Corro a las bambalinas para felicitarle, y cuando llego le veo ocupado en dar mordisquitos a un par de chiquillas que han conseguido sortear la barrera de las fuerzas de seguridad; supongo que no es peor eso que compartir un petardo con ellas. Luego se vuelve hacia mí.

-¿Podremos tener el dinero antes de marcharnos de aquí?

-Imposible, chato -digo-. No tendremos las cifras de la recaudación hasta la mañana.

Frunce el entrecejo.

-Muy bien -dice por fin-. Enviaré a un socio mío a su despacho, para recoger nuestra parte.

-Como quieras, Vlad, tronco.

-Se llama Renfield -añade Vlad-. No se deje impresionar por su aspecto.

Como si pudiera impresionarme el aspecto de alguien después de veinte años de organizar conciertos de rock.

-De acuerdo -digo-. Le espero a, digamos..., ¿las diez en punto?

-Me parece aceptable -contesta Vlad-. Ah, una cosa más.

-¿Sí? -pregunto.

-Ese anillo con el escarabajo que lleva en el meñique de la mano izquierda...

Se lo enseño.

-Es una preciosidad, ¿verdad?

-Le recomiendo encarecidamente que se lo quite y lo esconda en su escritorio antes de que aparezca el señor Renfield.

-¿Un cleptómano? -me asombro.

-Algo por el estilo -contesta Vlad.

En ese momento entra en el vestidor una chica de la Western Union y descarga una tonelada de telegramas encima de Vlad.

-¿Qué es esto? -pregunta.

-Significa que has dado en la diana, tronco -digo yo.

-¿Ah, sí?

-Abrelos y léelos -le animo.

Abre el primero, lo lee rápidamente y lo suelta como si fuera una patata caliente.
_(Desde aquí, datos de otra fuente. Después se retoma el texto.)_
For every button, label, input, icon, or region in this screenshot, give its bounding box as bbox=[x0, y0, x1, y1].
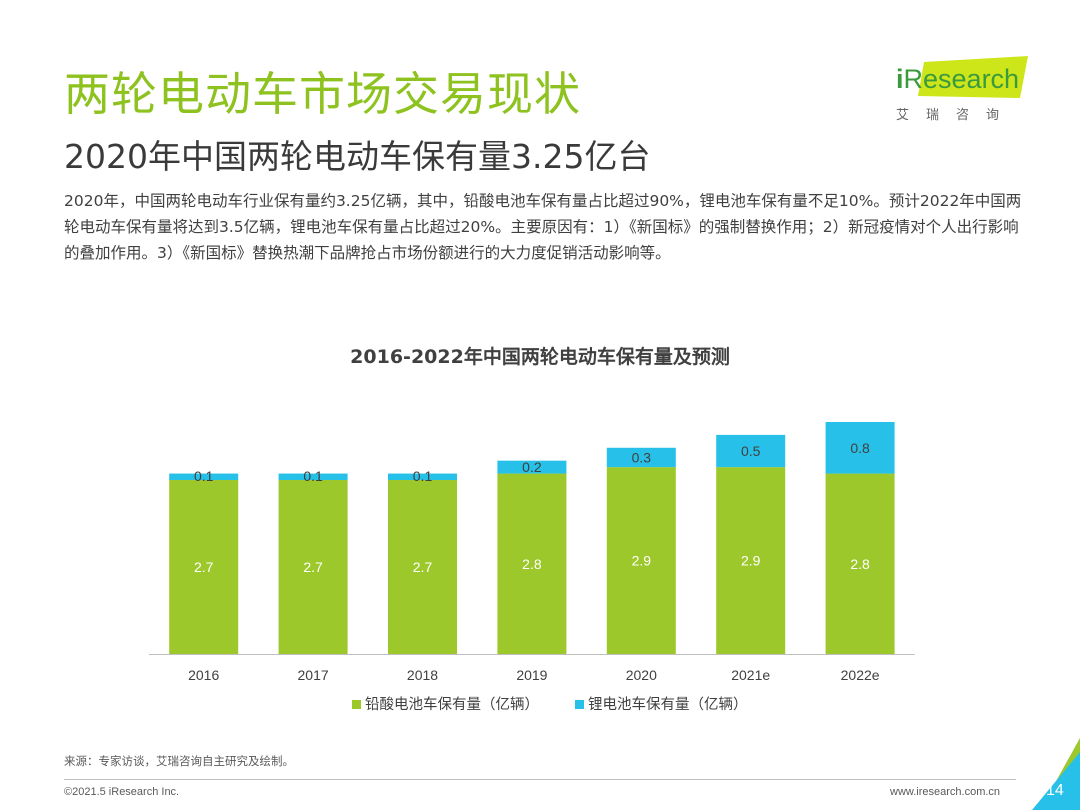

Luego se refugia en un rincón, silbando como un neumático pinchado.

-¿Cuál es el problema? -digo, después de recoger el telegrama y leerlo: TE AMO Y QUIERO UN HIJO TUYO. AMOR Y XXX, KATHY.

-¡Cruces! -balbucea.

-¿Cruces? -repito, intentando entender por qué se ha asustado.

-Abajo -dice, señalando el telegrama con un dedo tembloroso.

-Son equis -le explico-. Quieren decir besos.

-¿Está seguro? -pregunta, todavía acurrucado en el rincón- A mí me parecen cruces.

-No -insisto, saco el bolígrafo y dibujo dos trazos en el telegrama-. Una cruz es así.

Grita y se encoge en posición fetal; me da la sensación de que ha esnifado un poco de coca, después de todo, o bien le ocurre que no encaja bien el éxito, de modo que me despido dando un beso a cada una de las chicas -tienen las mejillas tan frías como la mano de él, y tomo nota para quejarme del sistema de calefacción-, y me vuelvo a casa soñando con los millones que vamos a ganar en los próximos dos años.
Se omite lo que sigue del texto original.